Government Bars Walesa Appeal on U.S. Sanctions
WARSAW, Poland (AP) _ Government censors blocked publication of an appeal by Solidarity founder Lech Walesa and nine Polish intellectuals urging Washington to end its economic sanctions against Poland, sources said Friday.
The Krakow Tygodnik Powszechny, an independent Roman Catholic weekly, had hoped to publish the statement last Wednesday but the local censor’s office did not give its approval on time, said the sources, who spoke on condition of anonymity.
The newspaper held intensive negotiations with the main censorship office Thursday in Warsaw, where permission to publish the statement was finally refused, according to the sources.
The appeal, made available to Western news agencies, called on President Reagan to restore to Poland most-favored nation trading status and access to guaranteed financial credits. It said lifting the sanctions was indispensable for Poland’s economic recovery.

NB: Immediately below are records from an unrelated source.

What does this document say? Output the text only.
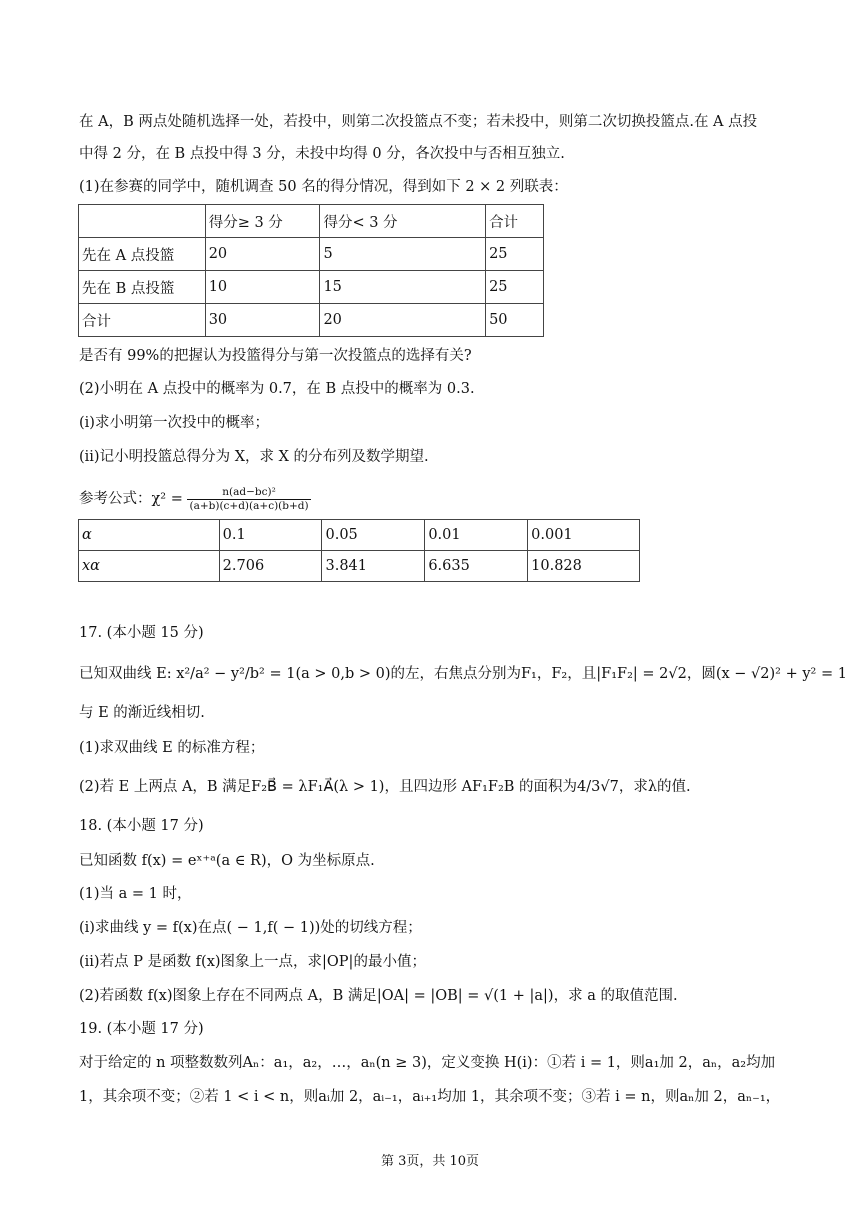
在 A，B 两点处随机选择一处，若投中，则第二次投篮点不变；若未投中，则第二次切换投篮点.在 A 点投
中得 2 分，在 B 点投中得 3 分，未投中均得 0 分，各次投中与否相互独立.
(1)在参赛的同学中，随机调查 50 名的得分情况，得到如下 2 × 2 列联表：
	得分≥ 3 分	得分< 3 分	合计
先在 A 点投篮	20	5	25
先在 B 点投篮	10	15	25
合计	30	20	50
是否有 99%的把握认为投篮得分与第一次投篮点的选择有关?
(2)小明在 A 点投中的概率为 0.7，在 B 点投中的概率为 0.3.
(i)求小明第一次投中的概率；
(ii)记小明投篮总得分为 X，求 X 的分布列及数学期望.
参考公式：$\chi^2 = \frac{\text{n(ad−bc)²}}{(a+b)(c+d)(a+c)(b+d)}$
α	0.1	0.05	0.01	0.001
xα	2.706	3.841	6.635	10.828
17. (本小题 15 分)
已知双曲线 E: x²/a² − y²/b² = 1(a > 0,b > 0)的左，右焦点分别为F₁，F₂，且|F₁F₂| = 2√2，圆(x − √2)² + y² = 1
与 E 的渐近线相切.
(1)求双曲线 E 的标准方程；
(2)若 E 上两点 A，B 满足F₂B⃗ = λF₁A⃗(λ > 1)，且四边形 AF₁F₂B 的面积为4/3√7，求λ的值.
18. (本小题 17 分)
已知函数 f(x) = eˣ⁺ᵃ(a ∈ R)，O 为坐标原点.
(1)当 a = 1 时，
(i)求曲线 y = f(x)在点( − 1,f( − 1))处的切线方程；
(ii)若点 P 是函数 f(x)图象上一点，求|OP|的最小值；
(2)若函数 f(x)图象上存在不同两点 A，B 满足|OA| = |OB| = √(1 + |a|)，求 a 的取值范围.
19. (本小题 17 分)
对于给定的 n 项整数数列Aₙ：a₁，a₂，…，aₙ(n ≥ 3)，定义变换 H(i)：①若 i = 1，则a₁加 2，aₙ，a₂均加
1，其余项不变；②若 1 < i < n，则aᵢ加 2，aᵢ₋₁，aᵢ₊₁均加 1，其余项不变；③若 i = n，则aₙ加 2，aₙ₋₁，
第 3页，共 10页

The statement was signed by Walesa, academecians, lay Roman Catholics and Solidarity advisers. The newspaper’s editor, Jerzy Turowicz, was among the signers.
Opposition sources said it appeared publication was blocked because the statement was signed by Walesa, a founder of the outlawed Solidarity free trade union.
Washington imposed economic sanctions on Poland to protest the 1981 declaration of martial law but lifted some of them in 1984, a year after martial law ended.
U.S. officials have said the Reagan administration is considering lifting all sanctions because of last month’s decision by Poland’s communist government to release all political prisoners.
Western diplomats say Poland would like the sanctions ended to gain new assistance to help pay off a $31 billion debt to the West.